Selon Kika, la négligence de la police et des poursuites a impliqué deux actes criminels, comme la violation de l'égalité de statut des citoyens de la République du Kosovo, ainsi que l'omission d'exercer des fonctions officielles.
C'est incroyable combien de preuves ils ont eu et comment ils ont décidé de ne pas exécuter la tâche officielle”, dit Kika.
La police a trouvé une faute à ses fonctionnaires
La police du Kosovo a mené une enquête interne sur cette affaire.
Cette enquête a été menée par la Direction des enquêtes internes et la Vérification antérieure contre les deux policiers.
Toutefois, les procédures d ' enquête ont cessé parce qu ' aucune violation disciplinaire n ' avait été constatée.
Le Bureau des enquêtes internes et de la vérification du passé a ouvert et enquêté sur deux fonctionnaires de police, avec des affaires du 24.03.2020, ont cessé la procédure parce qu'aucun élément de violation disciplinaire n'a été trouvé au cours de l'enquête pour les deux fonctionnaires enquêtés, ”, la réponse de la police du Kosovo donnée aux organisateurs de pétitions “La Direction de la mémoire”, le 17 septembre 2020.

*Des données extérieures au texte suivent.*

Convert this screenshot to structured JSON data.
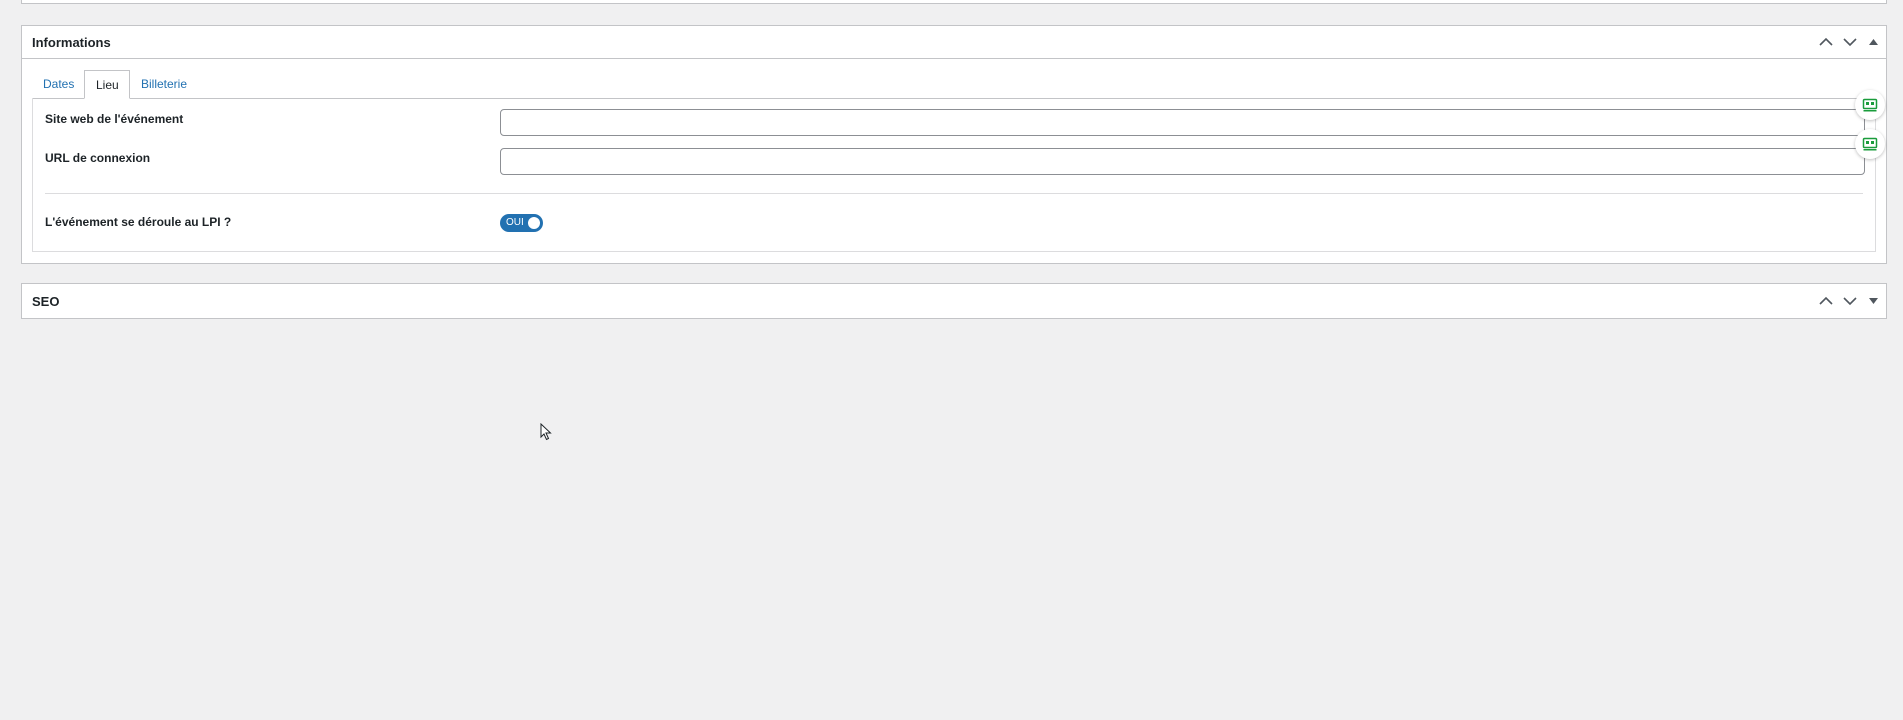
{
  "boxes": {
    "informations": {
      "title": "Informations",
      "tabs": [
        {
          "label": "Dates",
          "active": false
        },
        {
          "label": "Lieu",
          "active": true
        },
        {
          "label": "Billeterie",
          "active": false
        }
      ],
      "fields": {
        "website": {
          "label": "Site web de l'événement",
          "value": ""
        },
        "connection_url": {
          "label": "URL de connexion",
          "value": ""
        },
        "at_lpi": {
          "label": "L'événement se déroule au LPI ?",
          "toggle_text": "OUI",
          "checked": true
        }
      }
    },
    "seo": {
      "title": "SEO"
    }
  },
  "icons": {
    "move_up": "chevron-up-icon",
    "move_down": "chevron-down-icon",
    "collapse": "triangle-up-icon",
    "expand": "triangle-down-icon",
    "field_widget": "contact-card-icon",
    "cursor": "mouse-pointer-icon"
  },
  "colors": {
    "accent": "#2271b1",
    "widget_icon": "#1a9c3b",
    "background": "#f0f0f1",
    "border": "#c3c4c7"
  }
}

Il a été négligé juste parce que c'était Ashkali
Gazmend Qyqalla, l'un des principaux militants dans la recherche de justice pour l'affaire de la mémoire, dit que l'affaire a été négligée par les responsables des institutions du Kosovo juste parce qu'il était membre d'une communauté non majoritaire.
Malheureusement par ce que nous avons vu jusqu'ici, cette négligence n'est due qu'à l'appartenance ethnique”, dit Qyqala.
Qyqalla dit que pour avoir justice, alors il faut des poursuites pour toute personne travaillant dans des institutions qui a eu la responsabilité de l'affaire.
Si vous êtes puni seul, S.O. et que vous ne punissez pas les autres responsables, je ne pense pas que la justice va dans le pays parce qu'ils sont complices, dit Qyqalla.
Excuses et réparations requises
Cela fait un an qu'un groupe d'activistes “Justice for Memory” ont organisé des manifestations et des activités contre la négligence, qu'ils croient avoir montrées dans le cas de Wessel.
Une pétition de plus de 1 200 signatures a été remise au Procureur général, à la police du Kosovo et au gouvernement.
Par le biais de la requête, la police et le ministère public de la famille de la mémoire pour avoir violé son droit à la vie et négligé l'affaire, le procureur de l'État et le procureur de l'État ont été invités à ouvrir des enquêtes pénales indépendantes sur les procureurs et les fonctionnaires de police responsables de l'affaire, ainsi que le gouvernement du Kosovo a été invité à indemniser pour les violations des droits de l'homme commises par la famille de la mémoire.
Selon les militants, aucune des exigences n'a été satisfaite jusqu'à présent.
Dans une lettre datée du 31 août 2020, le procureur Alexander Lumezi a déploré la mort tragique de la mémoire, disant qu'avec l'établissement de l'acte d'accusation contre S.O. et la prise de mesures disciplinaires contre les procureurs du Conseil des procureurs du Kosovo (KPK), tout a été fait par cette institution.
Mais, le cas du meurtre de mémoire, il s'est transformé en institutions politiques -- le Président du Parlement Vjosa Osmani -- le jeudi 8 octobre 2020.
Rappelez-vous que la mort de Wessel “est une conséquence d'un double échec. C'est un échec de la coordination humaine ainsi qu'un échec de la responsabilité et du professionnalisme institutionnel”, a déclaré Osmani dans son discours.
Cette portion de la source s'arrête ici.